The letter went on to say that “false documentation of care is not just bad patient care; it’s illegal,” and threatened criminal prosecutions.
Hospital and physician groups don’t dispute that coding levels have been on the rise, or that digital records systems are partly responsible. But they argue that computers are simply better than the human hand at documenting services rendered and billing for them — a position echoed by the software companies.
For instance, the American Hospital Association agreed that “upcoding” should not be tolerated, but added that “more accurate documentation and coding does not necessarily equate with fraud.”
The group also suggested that federal officials are partly to blame for failing to write clear guidelines for hospital emergency department and clinic visits — a request the group said it had made 11 times since 2001.
Dr. Donald W. Simborg, a California physician who headed two government panels that warned of a surge in fraud related to use of electronic health records, commended government officials for cracking down. But in a Sept. 25 letter in response to Sebelius, he argued government needs to move “beyond threats of prosecution” and focus on adding fraud detection to the electronic systems sold to doctors and hospitals.

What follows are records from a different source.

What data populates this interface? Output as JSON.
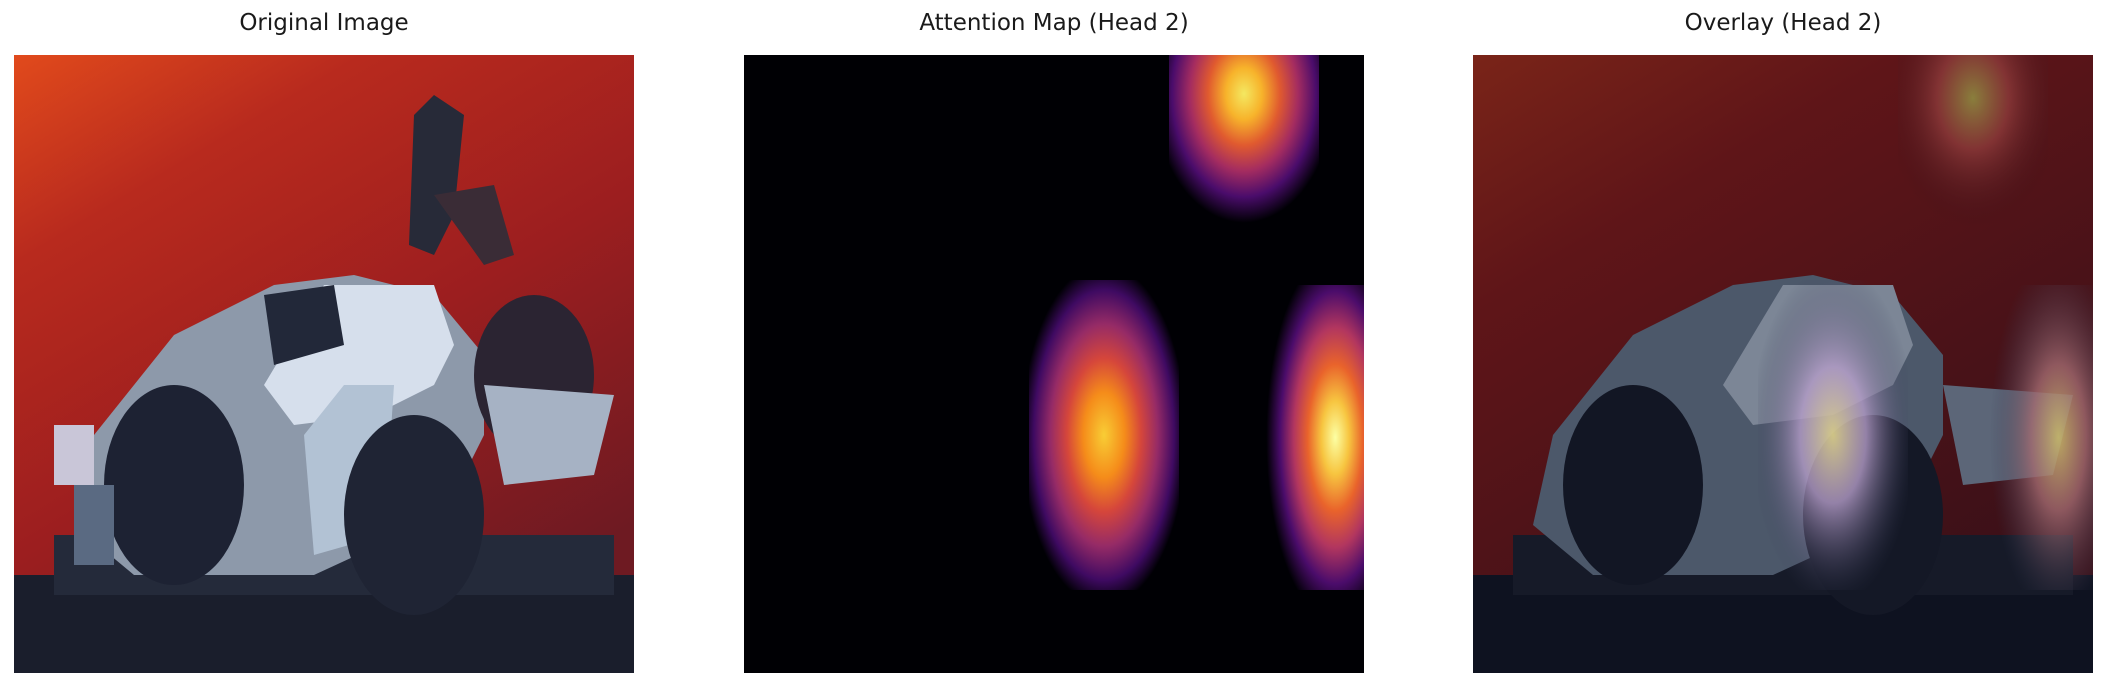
{
  "panels": [
    {
      "title": "Original Image"
    },
    {
      "title": "Attention Map (Head 2)"
    },
    {
      "title": "Overlay (Head 2)"
    }
  ],
  "colors": {
    "background_red": "#9a1c1e",
    "car_white": "#d8e2ee",
    "car_dark": "#1c2232",
    "inferno_low": "#000004",
    "inferno_mid": "#b73779",
    "inferno_high": "#fcffa4"
  }
}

As officials in Washington step up scrutiny of the process, thousands of workers who assist in coding for doctors and hospitals sometimes struggle to interpret the rules accurately.
Sellers, for instance, argued that she couldn’t go along with what she considered to be a breach of ethics and so she decided to change the coding against the wishes of her bosses.
In response, administrators at Boulder City Hospital said they took Sellers’ claims of unethical coding seriously and hired an outside firm to investigate. The firm found her claims to be “unsubstantiated,” the hospital wrote in a disciplinary report.
“Your actions of recoding resulted in errors and loss of revenue,” the report said.
Sellers’ “unjustifiable failure and refusal to comply with her supervisors’ directives delayed the billing and reimbursement of more than $250,000 in revenues at a time when the hospital was in dire need of funds,” hospital lawyers wrote in court filings.